Many common beliefs about customer experience are misguided, based on oversimplifications or a lack of consideration for real-world constraints. In this series of posts, we debunk these myths.


CX Myth #6: Compensation Drives Good CX Behaviors

 

What’s Wrong:

Many organizations try to drive behavior change by tying employees’ compensation to customer experience metrics. While some level of compensation tied to CX can be helpful, it is often overdone. When you overly compensate on a single metric, it can often lead to unintended and detrimental consequences. Symptoms of these counterproductive behaviors include pestering customers for scores; focusing on activities that may improve scores, but aren’t good for the business; and actively debating the accuracy of the metrics. Rather than engaging in these activities, we want employees focusing on ways to improve customer experience.

 

What’s Right:

Don’t use compensation to drive behavior change; instead, use it to reward good behaviors. With that in mind, you need to find other mechanisms to drive change, such as appealing to employee’s four intrinsic needs; their sense of meaning, control, progress, and competence.

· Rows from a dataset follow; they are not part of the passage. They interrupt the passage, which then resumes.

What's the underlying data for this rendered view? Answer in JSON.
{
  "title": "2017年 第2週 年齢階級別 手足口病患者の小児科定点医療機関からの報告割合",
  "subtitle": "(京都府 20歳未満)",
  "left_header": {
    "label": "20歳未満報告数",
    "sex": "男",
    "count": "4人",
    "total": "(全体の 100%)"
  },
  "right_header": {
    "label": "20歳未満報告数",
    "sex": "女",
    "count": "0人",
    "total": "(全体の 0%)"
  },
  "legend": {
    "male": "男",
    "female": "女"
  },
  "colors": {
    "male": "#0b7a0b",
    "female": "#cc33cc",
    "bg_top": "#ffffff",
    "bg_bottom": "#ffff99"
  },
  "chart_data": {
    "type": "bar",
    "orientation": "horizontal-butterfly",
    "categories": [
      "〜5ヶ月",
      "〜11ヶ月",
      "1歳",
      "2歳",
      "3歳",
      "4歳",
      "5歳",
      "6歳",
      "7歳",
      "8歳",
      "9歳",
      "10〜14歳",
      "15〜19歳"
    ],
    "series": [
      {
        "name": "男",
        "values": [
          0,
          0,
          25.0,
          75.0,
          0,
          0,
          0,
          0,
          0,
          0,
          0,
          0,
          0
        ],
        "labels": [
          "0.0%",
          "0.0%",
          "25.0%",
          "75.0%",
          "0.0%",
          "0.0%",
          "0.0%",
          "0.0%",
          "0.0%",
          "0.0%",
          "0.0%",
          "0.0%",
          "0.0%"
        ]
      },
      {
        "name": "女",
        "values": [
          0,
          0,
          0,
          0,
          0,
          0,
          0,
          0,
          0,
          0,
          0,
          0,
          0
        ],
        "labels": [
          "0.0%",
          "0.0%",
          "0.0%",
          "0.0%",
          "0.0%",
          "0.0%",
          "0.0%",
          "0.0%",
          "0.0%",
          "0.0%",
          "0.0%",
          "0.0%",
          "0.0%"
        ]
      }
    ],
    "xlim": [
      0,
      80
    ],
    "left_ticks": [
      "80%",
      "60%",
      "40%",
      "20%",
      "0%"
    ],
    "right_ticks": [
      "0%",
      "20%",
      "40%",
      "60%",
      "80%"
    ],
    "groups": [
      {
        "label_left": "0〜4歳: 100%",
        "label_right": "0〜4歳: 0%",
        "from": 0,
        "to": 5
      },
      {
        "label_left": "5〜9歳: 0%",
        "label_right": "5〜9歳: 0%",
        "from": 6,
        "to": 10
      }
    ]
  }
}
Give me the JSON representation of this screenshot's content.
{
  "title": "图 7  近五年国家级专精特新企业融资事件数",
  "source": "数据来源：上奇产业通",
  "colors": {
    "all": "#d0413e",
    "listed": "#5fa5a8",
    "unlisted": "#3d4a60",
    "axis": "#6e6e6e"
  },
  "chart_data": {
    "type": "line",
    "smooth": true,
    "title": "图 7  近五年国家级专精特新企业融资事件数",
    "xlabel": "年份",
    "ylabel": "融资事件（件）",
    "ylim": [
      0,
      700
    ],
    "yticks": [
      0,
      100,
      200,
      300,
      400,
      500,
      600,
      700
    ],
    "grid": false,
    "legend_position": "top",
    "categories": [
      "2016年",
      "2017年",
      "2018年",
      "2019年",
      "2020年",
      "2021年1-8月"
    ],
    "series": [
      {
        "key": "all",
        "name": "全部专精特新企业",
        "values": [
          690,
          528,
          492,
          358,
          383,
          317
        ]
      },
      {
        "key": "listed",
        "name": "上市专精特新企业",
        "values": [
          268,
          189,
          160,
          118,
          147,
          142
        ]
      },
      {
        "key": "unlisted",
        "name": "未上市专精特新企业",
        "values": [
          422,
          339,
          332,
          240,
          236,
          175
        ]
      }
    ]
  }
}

As I’ve previously written, keep in mind these three underlying principles about compensation:

  1. If there is significant compensation tied to any metric (including customer feedback), then people will look for ways to manipulate the measurement.
  2. If people don’t understand a metric, then tying compensation to it will have little impact on their behavior and any downside in compensation may create negative behaviors.
  3. If people don’t understand how they personally can affect a metric, then tying compensation to it will have little impact on their behavior and any downside in compensation may create negative behaviors.

 

What You Should Do:

  • Treat CX as a team sport. Your customers’ experience is almost never the result of a single person, even if that person is the only one interacting with the customer. So focus on team-level metrics and compensation that encourages key groups of employees to work together towards a shared objective.
  • Use an organization-wide CX metric. Developing a core CX metric for the entire organization that is tied to some compensation (not too large), is a great way to show commitment to improving CX, and it will encourage a regular dialogue about your overall CX performance.
  • Bias rewards towards the upside. Consider starting with a compensation plan that is biased towards upside. In other words, you may want to introduce the plan where there is little negative impact on compensation if the group doesn’t hit a goal, but there is positive impact of they exceed it. This can help eliminate some of the negative perceptions early in a program.
  • Celebrate good CX behaviors. Compensation is not the only reward system in an organization. If you want employees to behave in a certain way, then provide them with positive role models. Find ways to highlight employees who are demonstrating the behaviors that you would like others to emulate. This can include monthly or quarterly awards, shout outs at company meetings, or highlights across your internal communications.
  • Make it unacceptable to game the scores. When an employee asks a customer to “give me a 10 on a survey or I’ll get fired,” can you really count on the accuracy of that customer’s rating? This may be an extreme example of “gaming feedback,” but many versions of this behavior occur all the time. To keep gaming feedback in check, it’s important to be explicit with employees about what the company considers to be unacceptable behaviors.  I’ve identified five rules that you should strictly enforce with employees, which includes not talking with customers about survey questions, scores, or consequences.

 

The bottom line: Use compensation to reinforce, not force, good CX behaviors.